Implement the backward method of the Sigmoid node.
"""
import numpy as np


class Node(object):
    """
    Base class for nodes in the network.


    Arguments:


        `inbound_nodes`: A list of nodes with edges into this node.
    """
    def __init__(self, inbound_nodes=[]):
        """
        Node's constructor (runs when the object is instantiated). Sets
        properties that all nodes need.
        """
        # A list of nodes with edges into this node.
        self.inbound_nodes = inbound_nodes
        # The eventual value of this node. Set by running
        # the forward() method.
        self.value = None
        # A list of nodes that this node outputs to.
        self.outbound_nodes = []
        # New property!
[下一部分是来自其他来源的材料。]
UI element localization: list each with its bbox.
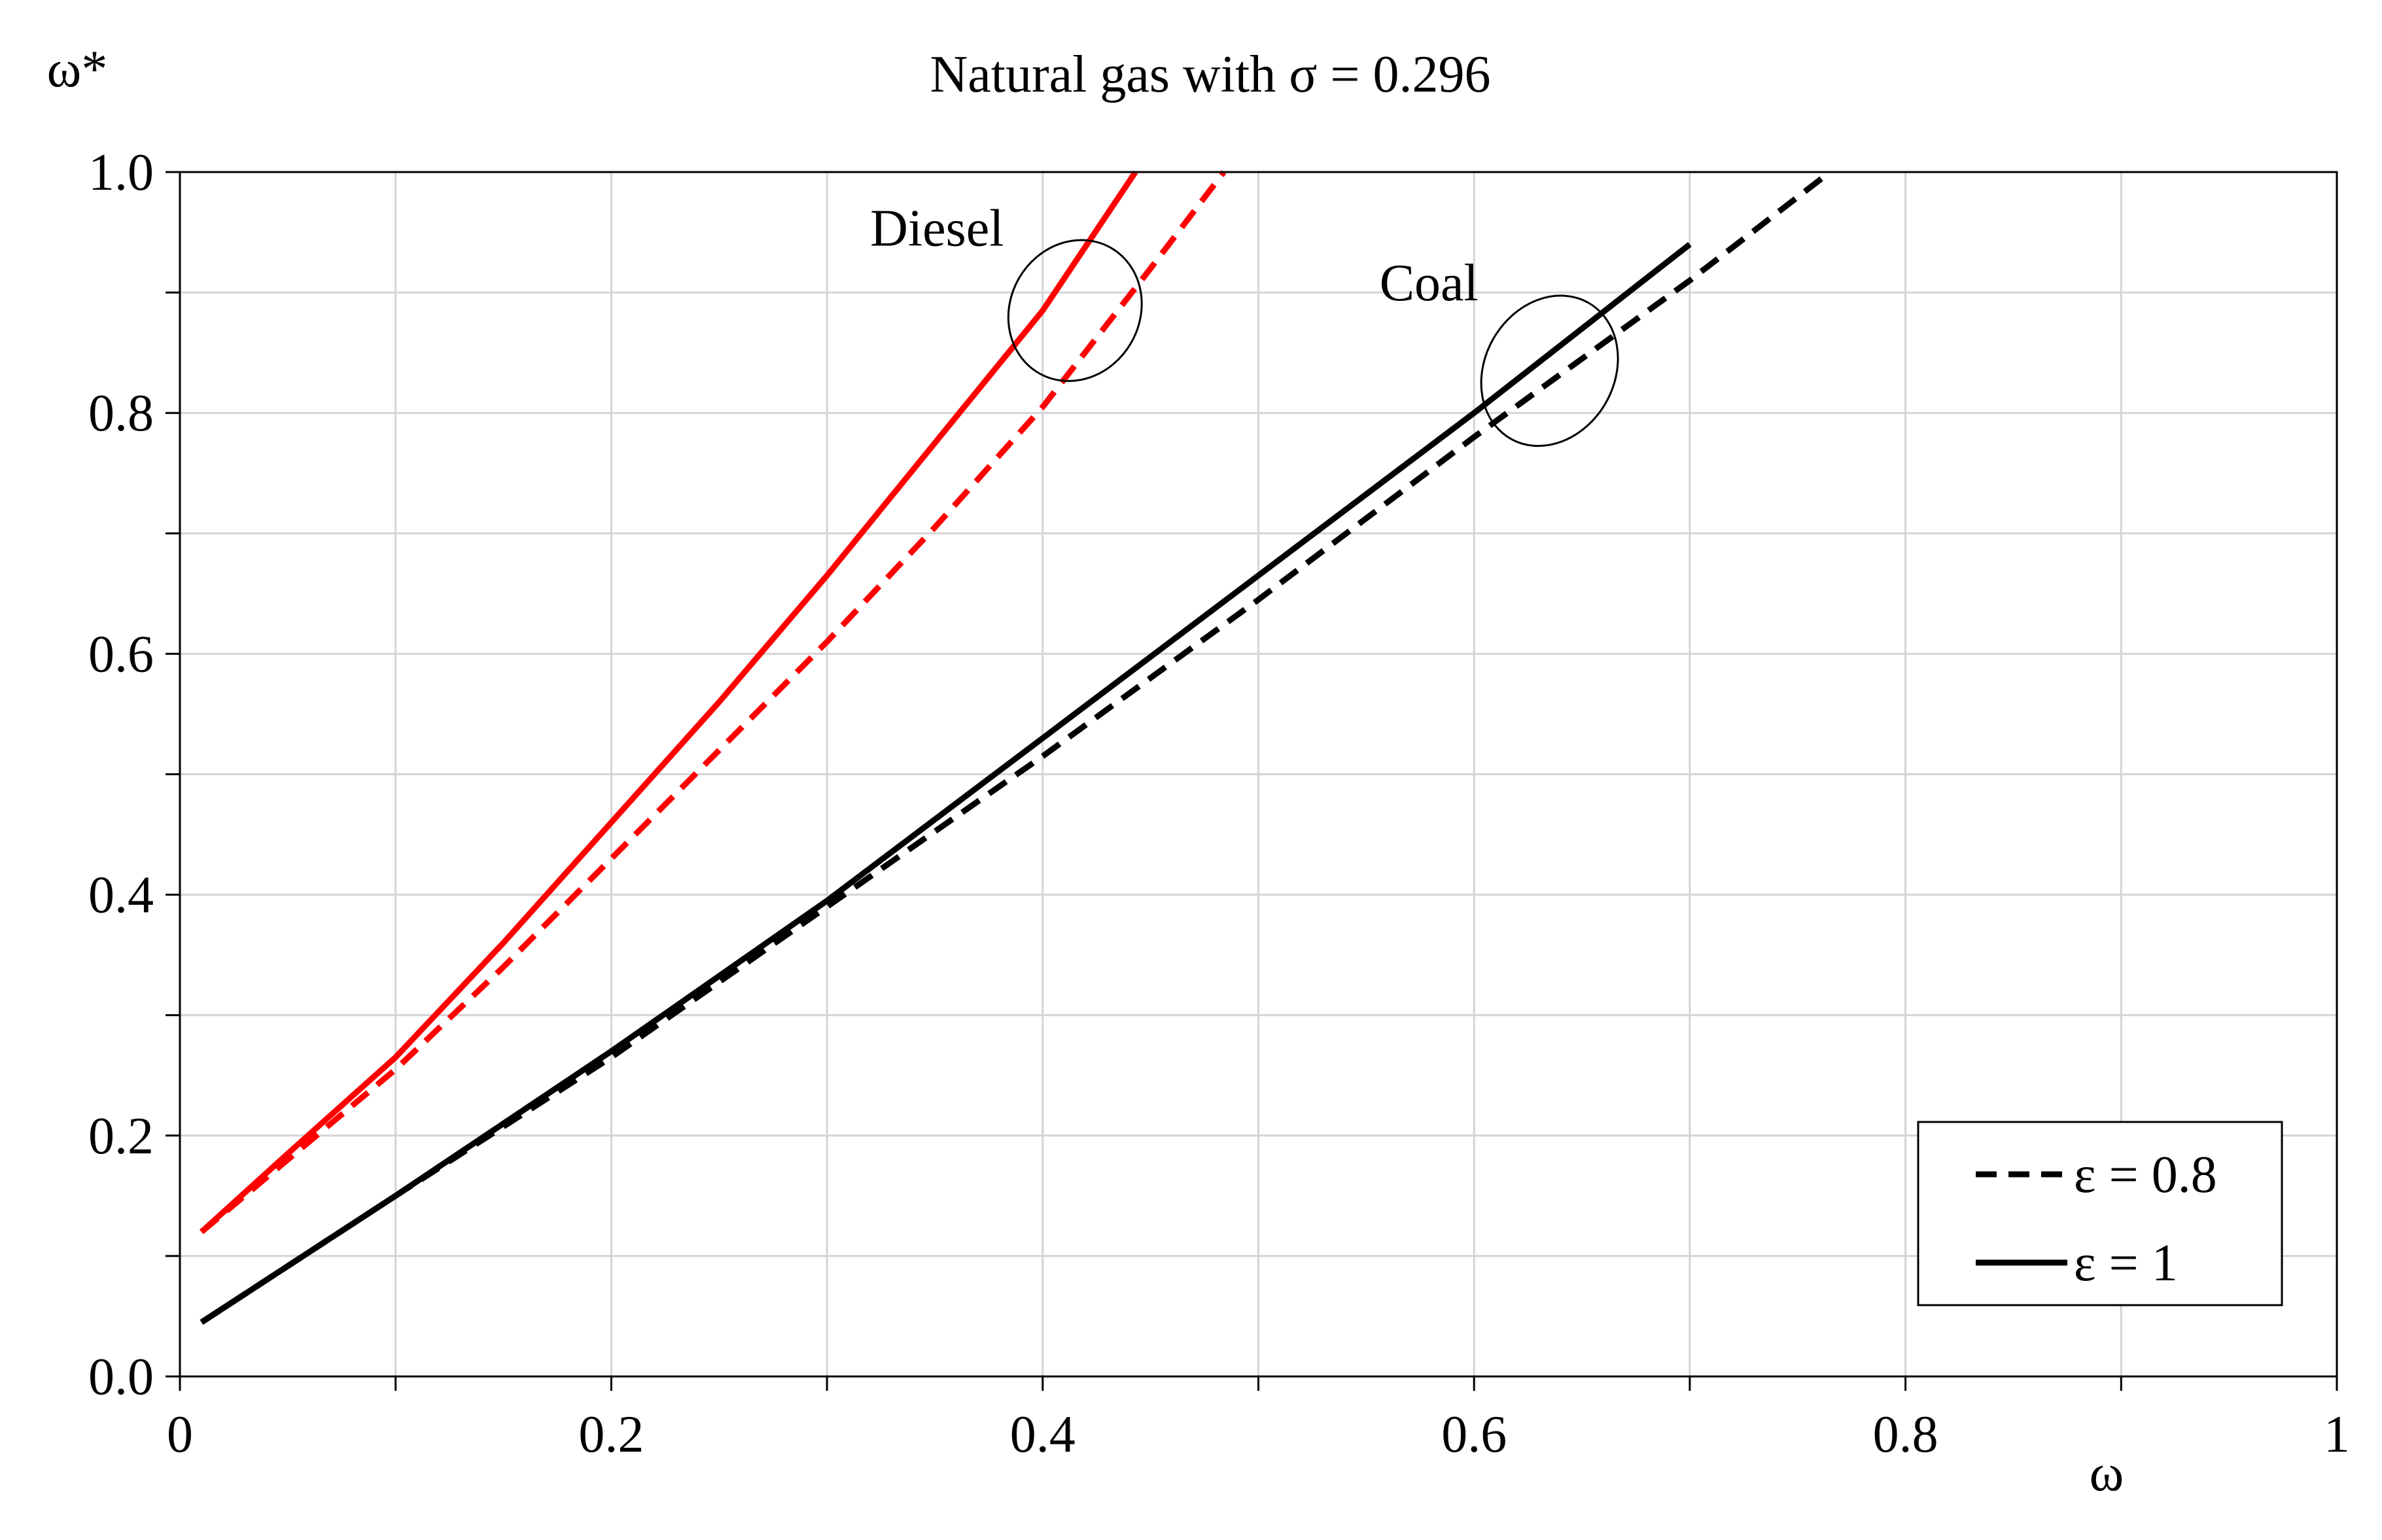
annotation-ellipse-coal <box>1480 294 1619 447</box>
x-tick-label: 0 <box>167 1406 193 1463</box>
legend: ε = 0.8 ε = 1 <box>1917 1121 2283 1306</box>
y-axis-label: ω* <box>47 41 108 98</box>
y-tick-label: 0.4 <box>88 867 154 924</box>
x-axis-label: ω <box>2090 1444 2124 1502</box>
annotation-layer: Diesel Coal <box>870 200 1619 447</box>
legend-label-eps-0-8: ε = 0.8 <box>2074 1146 2217 1204</box>
x-tick-label: 0.6 <box>1441 1406 1507 1463</box>
series-line-coal-0-8 <box>200 169 1832 1325</box>
annotation-label-diesel: Diesel <box>870 200 1004 257</box>
legend-label-eps-1: ε = 1 <box>2074 1234 2178 1292</box>
x-tick-label: 0.4 <box>1010 1406 1076 1463</box>
x-tick-label: 1 <box>2324 1406 2350 1463</box>
x-tick-label: 0.2 <box>578 1406 644 1463</box>
series-line-diesel-1 <box>199 170 1138 1234</box>
ticks-layer: 0 0.2 0.4 0.6 0.8 1 0.0 0.2 0.4 0.6 0.8 1.0 <box>88 144 2350 1463</box>
annotation-ellipse-diesel <box>1007 239 1143 382</box>
series-line-coal-1 <box>200 241 1692 1325</box>
grid-layer <box>180 172 2337 1376</box>
y-tick-label: 0.6 <box>88 625 154 683</box>
y-tick-label: 0.0 <box>88 1348 154 1406</box>
y-tick-label: 1.0 <box>88 144 154 201</box>
legend-box <box>1917 1121 2283 1306</box>
series-line-diesel-0-8 <box>200 170 1227 1234</box>
annotation-label-coal: Coal <box>1380 254 1479 312</box>
series-layer <box>199 169 1832 1325</box>
y-tick-label: 0.2 <box>88 1108 154 1165</box>
y-tick-label: 0.8 <box>88 385 154 442</box>
chart-title: Natural gas with σ = 0.296 <box>930 46 1491 103</box>
x-tick-label: 0.8 <box>1873 1406 1938 1463</box>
Keys are the inputs to this node and
        # their values are the partials of this node with
        # respect to that input.
        self.gradients = {}
        # Sets this node as an outbound node for all of
        # this node's inputs.
        for node in inbound_nodes:
            node.outbound_nodes.append(self)


    def forward(self):
        """
        Every node that uses this class as a base class will
        need to define its own `forward` method.
        """
        raise NotImplementedError


    def backward(self):
        """
        Every node that uses this class as a base class will
        need to define its own `backward` method.
        """
        raise NotImplementedError




class Input(Node):
    """
    A generic input into the network.
    """
    def __init__(self):
        # The base class constructor has to run to set all
        # the properties here.
        #
        # The most important property on an Input is value.
        # self.value is set during `topological_sort` later.
        Node.__init__(self)


    def forward(self):
        # Do nothing because nothing is calculated.
        pass


    def backward(self):
        # An Input node has no inputs so the gradient (derivative)
        # is zero.
        # The key, `self`, is reference to this object.
        self.gradients = {self: 0}
        # Weights and bias may be inputs, so you need to sum
        # the gradient from output gradients.
        for n in self.outbound_nodes:
            grad_cost = n.gradients[self]
            self.gradients[self] += grad_cost * 1




class Linear(Node):
    """
    Represents a node that performs a linear transform.
    """
    def __init__(self, X, W, b):
        # The base class (Node) constructor. Weights and bias
        # are treated like inbound nodes.
        Node.__init__(self, [X, W, b])


    def forward(self):
        """
        Performs the math behind a linear transform.
        """
        X = self.inbound_nodes[0].value
        W = self.inbound_nodes[1].value
        b = self.inbound_nodes[2].value
        self.value = np.dot(X, W) + b


    def backward(self):
        """
        Calculates the gradient based on the output values.
        """
        # Initialize a partial for each of the inbound_nodes.
        self.gradients = {n: np.zeros_like(n.value) for n in self.inbound_nodes}
        # Cycle through the outputs. The gradient will change depending
        # on each output, so the gradients are summed over all outputs.
        for n in self.outbound_nodes:
            # Get the partial of the cost with respect to this node.
            grad_cost = n.gradients[self]
            # Set the partial of the loss with respect to this node's inputs.
            self.gradients[self.inbound_nodes[0]] += np.dot(grad_cost, self.inbound_nodes[1].value.T)
            # Set the partial of the loss with respect to this node's weights.
            self.gradients[self.inbound_nodes[1]] += np.dot(self.inbound_nodes[0].value.T, grad_cost)
            # Set the partial of the loss with respect to this node's bias.
            self.gradients[self.inbound_nodes[2]] += np.sum(grad_cost, axis=0, keepdims=False)




class Sigmoid(Node):
    """
    Represents a node that performs the sigmoid activation function.
    """
    def __init__(self, node):
        # The base class constructor.
        Node.__init__(self, [node])


    def _sigmoid(self, x):
        """
        This method is separate from `forward` because it
        will be used with `backward` as well.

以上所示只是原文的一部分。